Enviada em 07/01/2021
No filme"Divergente",é retratado o cotidiano de uma sociedade distópica,na qual apenas parte dos cidadãos tinham total acesso à informação sobre o governo e sobre o país.Fora da ficção,esse cenário perdura,hodiernamente,tendo em vista o grande número de pessoas ainda não incluidas no ambiente digital no Brasil.Tal problema é preocupante,já que,dessa forma,grande parte dos indivíduos ficam alheios a informações,o que quebra valores democráticos.
Diante da situação apresentada,pode-se citar a Constituição,a qual explicita que todos devem ter acesso á informação.Essa lei tem sido desrespeitada,conforme dados do Instituto Brasileiro de Geografia e Estatística(IBGE),os quais afirmam que um em cada quatro brasileiros não tem acesso à internet nem a meios digitais.Essa problemática tem como principal causa a falta de políticas públicas as quais incentivem a expansão dos meios digitais de forma democrática,a qual é exemplificada pelo Instituto Datafolha quando afirma a precária disposição de antenas de rede em locais afastados dos centros urbanos.Esse cenário marginaliza os indivíduos afetados e,assim, favorece não só a alienação pessoal,mas também a corrupção do Estado.

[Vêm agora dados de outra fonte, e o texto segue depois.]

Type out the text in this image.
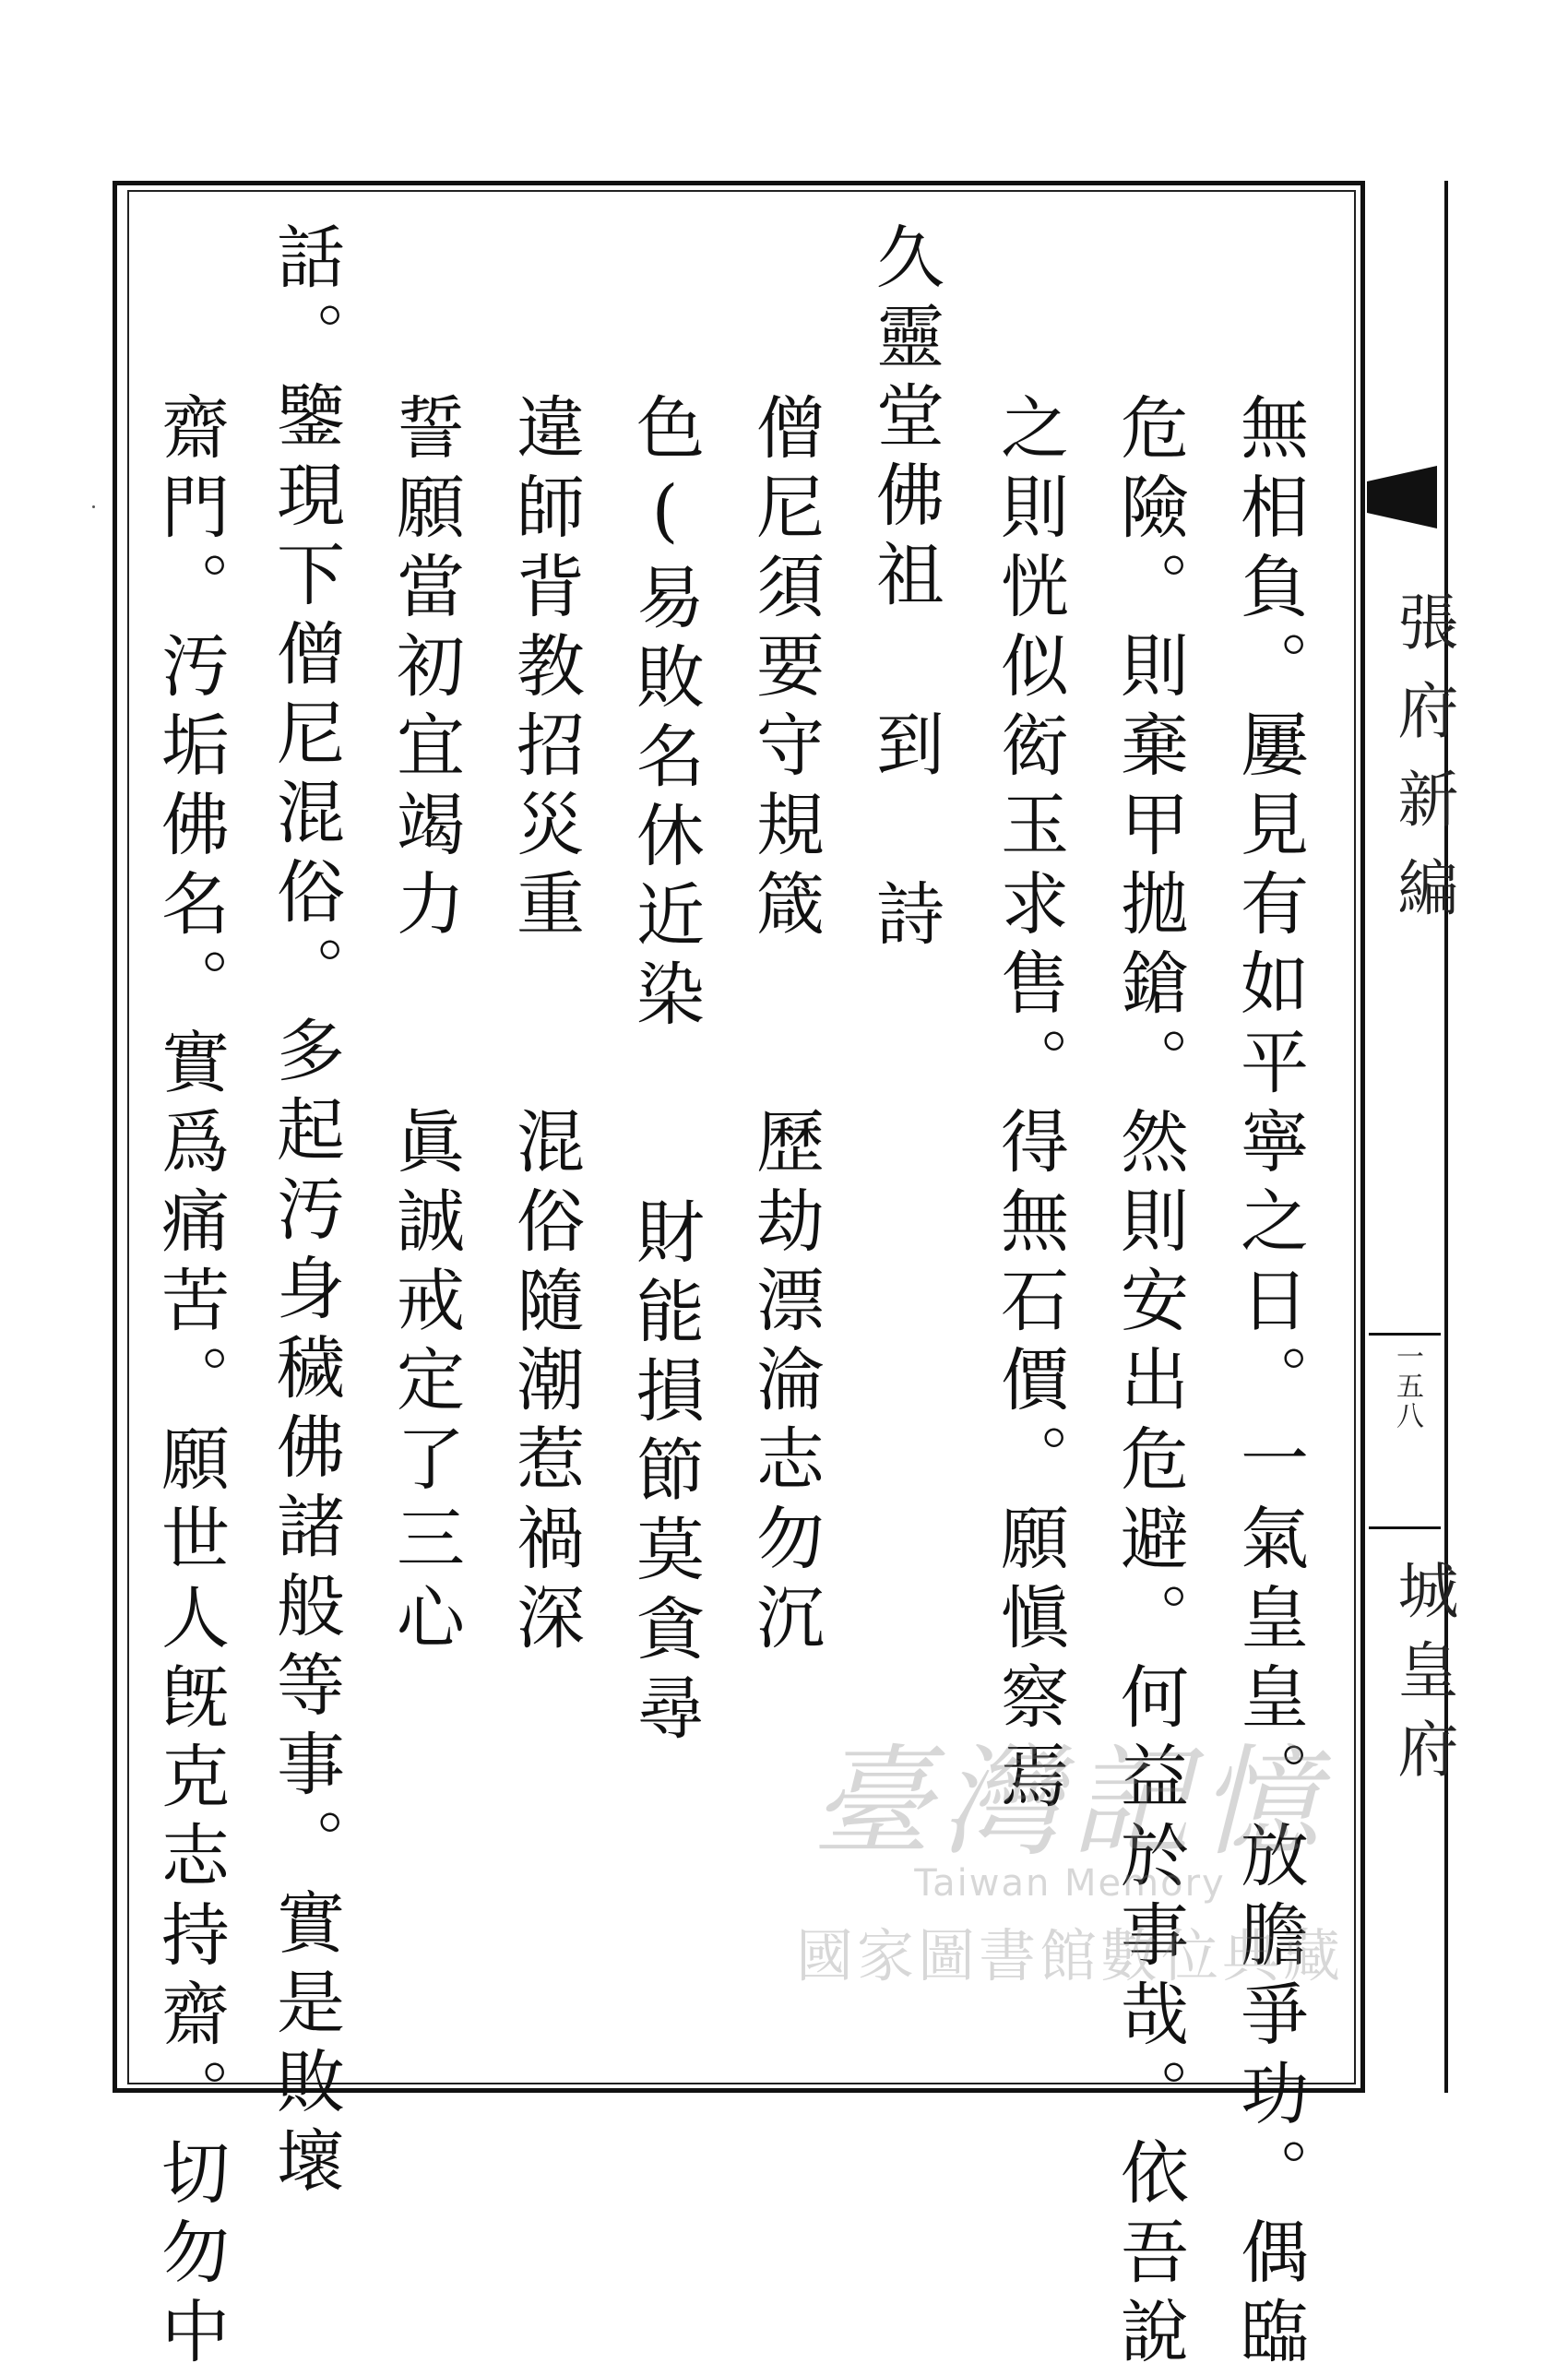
張府新編
一五八
城皇府
無相負。屢見有如平寧之日。一氣皇皇。放膽爭功。偶臨
危險。則棄甲拋鎗。然則安出危避。何益於事哉。依吾說
之則恍似衒玉求售。得無石價。願愼察焉
久靈堂佛祖 到 詩
僧尼須要守規箴　　歷劫漂淪志勿沉
色(易敗名休近染　　財能損節莫貪尋
違師背教招災重　　混俗隨潮惹禍深
誓願當初宜竭力　　眞誠戒定了三心
話。鑒現下僧尼混俗。多起汚身穢佛諸般等事。實是敗壞
齋門。汚垢佛名。實爲痛苦。願世人旣克志持齋。切勿中	臺灣記憶
Taiwan Memory
國家圖書館數位典藏
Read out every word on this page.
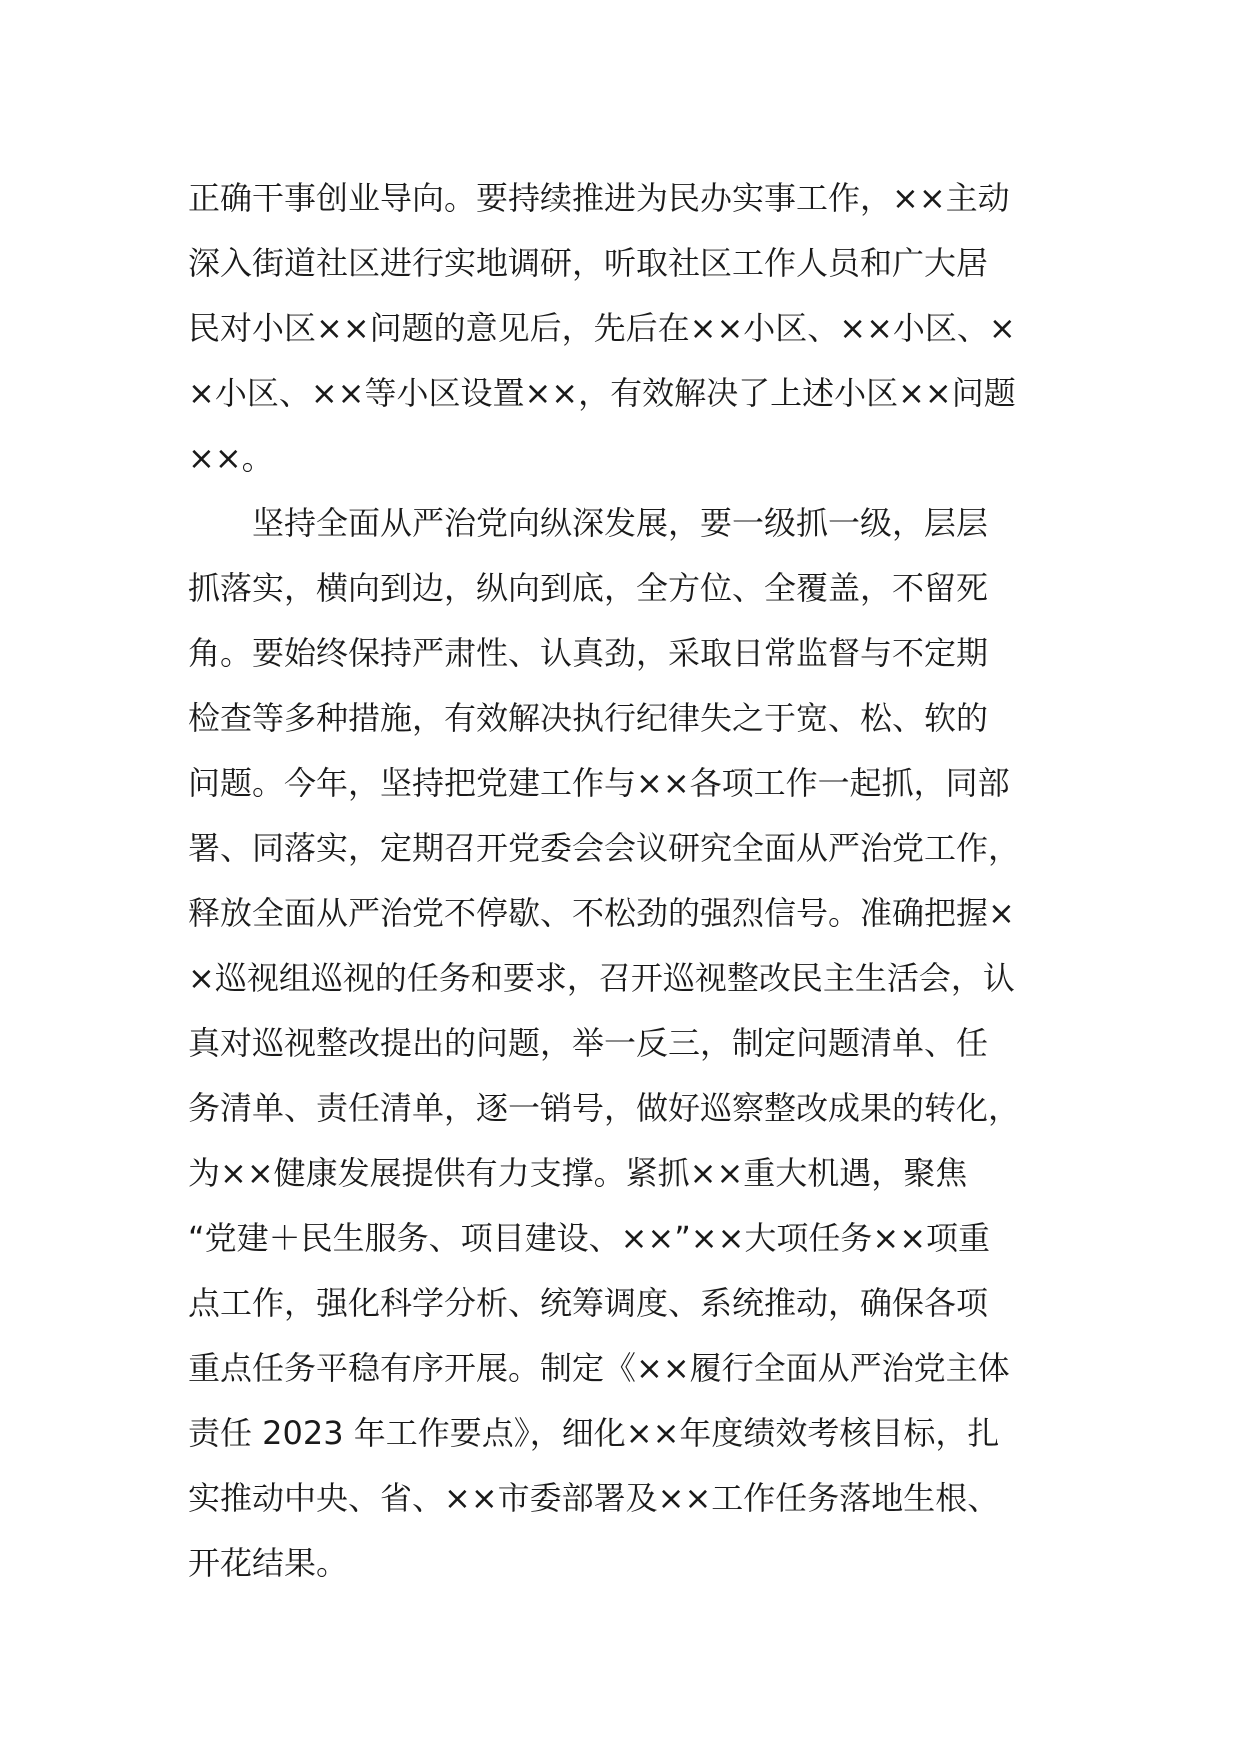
正确干事创业导向。要持续推进为民办实事工作，××主动
深入街道社区进行实地调研，听取社区工作人员和广大居
民对小区××问题的意见后，先后在××小区、××小区、×
×小区、××等小区设置××，有效解决了上述小区××问题
××。
坚持全面从严治党向纵深发展，要一级抓一级，层层
抓落实，横向到边，纵向到底，全方位、全覆盖，不留死
角。要始终保持严肃性、认真劲，采取日常监督与不定期
检查等多种措施，有效解决执行纪律失之于宽、松、软的
问题。今年，坚持把党建工作与××各项工作一起抓，同部
署、同落实，定期召开党委会会议研究全面从严治党工作，
释放全面从严治党不停歇、不松劲的强烈信号。准确把握×
×巡视组巡视的任务和要求，召开巡视整改民主生活会，认
真对巡视整改提出的问题，举一反三，制定问题清单、任
务清单、责任清单，逐一销号，做好巡察整改成果的转化，
为××健康发展提供有力支撑。紧抓××重大机遇，聚焦
“党建＋民生服务、项目建设、××”××大项任务××项重
点工作，强化科学分析、统筹调度、系统推动，确保各项
重点任务平稳有序开展。制定《××履行全面从严治党主体
责任 2023 年工作要点》，细化××年度绩效考核目标，扎
实推动中央、省、××市委部署及××工作任务落地生根、
开花结果。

Em paralelo ao contexto de desigualdade,vale lembrar que,no filme citado,esse panorama é mais presenciado em populações de baixa renda.Tal fato é reafirmado pelo IBGE,o qual mostra que no dado já apresentado há um aumento de 20% quando restrige a população menos privilegiadas.Dessa forma,faz-se necessária a intervenção do governo para inverter esse quadro antidemocrático e de marginalização.
Portanto,para amenizar essa atribulação,o Ministério Público,órgão do Poder Executivo,deve,por meio de investimentos do dinheiro público,promover a entrega de computadores e a instalação de redes de internet para a população mais carente,com o intuito de aumentar a igualdade no acesso à informação no Brasil e,então,cumprir-se os princípios da democracia.